Около того времени в газетах проскользнула весть, что в Рим приехал
синьор М.-М.: фамилия двойная, российская, и тогда уже и в России, и
в Италии далеко не безызвестная. Этого М.-М. знал и я лично, хотя гордиться
бы знакомством не стал. Еще задолго раньше, в годы студенчества, представил
меня ему приезжий русский писатель, так же, как и я, невинный и не осведомленный
по части личного состава отечественной охранки за границей. Помню, как-то
мы вдвоем удивлялись, что за странная официальная должность у синьора
М.-М.: на карточке начертано что-то вроде “уполномоченный при святом
престоле” — хотя, конечно, не посол при Ватикане; а занятие его состояло
как будто в заведовании унаследованным от Речи Посполитой старинным
подворьем на via del Polacchi1, которым на самом деле заведовал ничуть
не он. Но мало ли бывает чудес в дипломатии; а господин это был уютный
и ласковый. Только после, в России, узнали мы о его подлинной роли…

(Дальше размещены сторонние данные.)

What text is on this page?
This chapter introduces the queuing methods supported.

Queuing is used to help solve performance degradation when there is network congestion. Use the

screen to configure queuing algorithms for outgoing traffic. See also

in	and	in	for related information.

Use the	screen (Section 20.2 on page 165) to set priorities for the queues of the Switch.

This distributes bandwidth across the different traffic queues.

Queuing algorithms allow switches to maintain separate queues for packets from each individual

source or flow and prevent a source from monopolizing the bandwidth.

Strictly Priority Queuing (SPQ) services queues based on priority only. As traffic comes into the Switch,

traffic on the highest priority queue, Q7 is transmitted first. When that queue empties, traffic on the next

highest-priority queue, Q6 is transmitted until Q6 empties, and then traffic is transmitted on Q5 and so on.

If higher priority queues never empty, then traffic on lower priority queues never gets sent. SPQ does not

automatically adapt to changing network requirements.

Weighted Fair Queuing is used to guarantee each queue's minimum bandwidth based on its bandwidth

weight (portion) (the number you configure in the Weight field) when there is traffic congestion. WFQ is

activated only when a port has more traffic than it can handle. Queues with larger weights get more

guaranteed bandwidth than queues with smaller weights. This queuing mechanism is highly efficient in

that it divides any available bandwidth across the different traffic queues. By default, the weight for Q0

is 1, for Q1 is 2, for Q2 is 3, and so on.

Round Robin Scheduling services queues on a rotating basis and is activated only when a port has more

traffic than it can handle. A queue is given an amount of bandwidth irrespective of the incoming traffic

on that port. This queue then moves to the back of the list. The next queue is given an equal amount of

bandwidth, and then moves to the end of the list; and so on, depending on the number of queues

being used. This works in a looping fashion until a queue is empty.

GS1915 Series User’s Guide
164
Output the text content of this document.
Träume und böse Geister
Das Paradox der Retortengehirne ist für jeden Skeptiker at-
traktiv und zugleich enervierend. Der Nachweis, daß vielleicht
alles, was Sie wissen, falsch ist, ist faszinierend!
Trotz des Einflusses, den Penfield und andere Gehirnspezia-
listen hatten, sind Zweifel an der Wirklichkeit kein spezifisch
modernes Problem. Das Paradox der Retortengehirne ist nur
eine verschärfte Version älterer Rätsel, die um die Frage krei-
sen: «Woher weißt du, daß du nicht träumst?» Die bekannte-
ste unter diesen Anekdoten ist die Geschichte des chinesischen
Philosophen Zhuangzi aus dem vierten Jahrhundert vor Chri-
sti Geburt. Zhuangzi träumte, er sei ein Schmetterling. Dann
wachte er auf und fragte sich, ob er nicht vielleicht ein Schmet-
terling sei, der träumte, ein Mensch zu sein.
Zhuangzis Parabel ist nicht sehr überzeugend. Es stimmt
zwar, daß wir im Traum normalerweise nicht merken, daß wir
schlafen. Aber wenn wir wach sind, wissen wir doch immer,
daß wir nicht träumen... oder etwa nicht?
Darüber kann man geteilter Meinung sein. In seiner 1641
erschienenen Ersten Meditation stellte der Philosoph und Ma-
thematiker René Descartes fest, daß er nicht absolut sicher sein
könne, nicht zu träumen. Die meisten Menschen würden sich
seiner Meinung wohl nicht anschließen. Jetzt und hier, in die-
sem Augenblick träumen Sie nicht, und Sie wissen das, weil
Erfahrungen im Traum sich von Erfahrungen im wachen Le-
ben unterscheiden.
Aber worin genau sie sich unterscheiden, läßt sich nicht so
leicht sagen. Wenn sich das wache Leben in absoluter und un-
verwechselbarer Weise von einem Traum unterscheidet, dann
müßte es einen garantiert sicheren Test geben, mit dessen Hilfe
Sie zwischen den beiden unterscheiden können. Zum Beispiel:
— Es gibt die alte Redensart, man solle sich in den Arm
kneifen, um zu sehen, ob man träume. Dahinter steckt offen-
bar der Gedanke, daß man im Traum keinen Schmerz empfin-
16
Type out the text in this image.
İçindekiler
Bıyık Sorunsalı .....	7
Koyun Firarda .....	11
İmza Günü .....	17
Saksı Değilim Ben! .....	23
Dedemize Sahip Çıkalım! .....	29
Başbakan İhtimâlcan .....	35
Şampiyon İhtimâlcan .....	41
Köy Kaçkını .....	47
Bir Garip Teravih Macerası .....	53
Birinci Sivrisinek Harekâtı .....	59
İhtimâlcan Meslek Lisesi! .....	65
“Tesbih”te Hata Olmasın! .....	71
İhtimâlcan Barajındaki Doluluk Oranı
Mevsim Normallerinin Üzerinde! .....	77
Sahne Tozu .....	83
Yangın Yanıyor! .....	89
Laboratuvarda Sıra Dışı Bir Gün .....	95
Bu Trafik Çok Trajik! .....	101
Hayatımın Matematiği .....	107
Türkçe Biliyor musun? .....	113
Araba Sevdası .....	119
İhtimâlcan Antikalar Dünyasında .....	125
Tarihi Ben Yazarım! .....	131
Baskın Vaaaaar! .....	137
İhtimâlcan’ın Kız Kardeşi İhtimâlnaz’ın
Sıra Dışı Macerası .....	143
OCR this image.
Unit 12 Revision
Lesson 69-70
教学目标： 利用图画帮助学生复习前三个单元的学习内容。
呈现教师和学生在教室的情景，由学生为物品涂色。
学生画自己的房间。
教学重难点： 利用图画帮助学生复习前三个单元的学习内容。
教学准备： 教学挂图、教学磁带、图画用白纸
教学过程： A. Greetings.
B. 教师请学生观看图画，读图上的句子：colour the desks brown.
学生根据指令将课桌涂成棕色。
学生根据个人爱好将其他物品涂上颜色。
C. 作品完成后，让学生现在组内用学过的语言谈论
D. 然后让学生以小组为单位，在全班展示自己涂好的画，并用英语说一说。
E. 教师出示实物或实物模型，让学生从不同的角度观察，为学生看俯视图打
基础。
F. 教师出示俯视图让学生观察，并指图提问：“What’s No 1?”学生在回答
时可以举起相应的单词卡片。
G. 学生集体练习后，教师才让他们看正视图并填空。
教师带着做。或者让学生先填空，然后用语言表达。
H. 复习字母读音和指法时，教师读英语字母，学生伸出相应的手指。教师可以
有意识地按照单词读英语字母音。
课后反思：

За кем он тогда, состоя “при святом престоле”, чинил слежку в Риме,
где так мало было русских, я и сейчас не знаю; но теперь, в ожидании
царского визита, ясно было, зачем вновь пожаловал: разведать на месте,
освищут или не освищут.
Свою должность он, очевидно, исправлял добросовестно. В Риме у него
самого было много знакомых; был и специальный туземец-осведомитель,
которого я тоже когда-то встречал у него в отеле, некий дотторе Верниччи.
Вдвоем они обследовали все точно и донесли честно: освищут. В один невеселый
день было объявлено, что визит не состоится: забавный месяц кончился,
и я уехал по личному делу в Берн.
Здесь я тоже в юные годы провел один семестр, еще когда университет
помещался в одном почему-то здании с полицией. Я разыскал много старых
знакомых из политических эмигрантов; но, как и alma mater уже давно
перешла в новое и отдельное от участка помещение, так и студенческого
состава “колонии” я не узнал. Первое впечатление было: прифрантились.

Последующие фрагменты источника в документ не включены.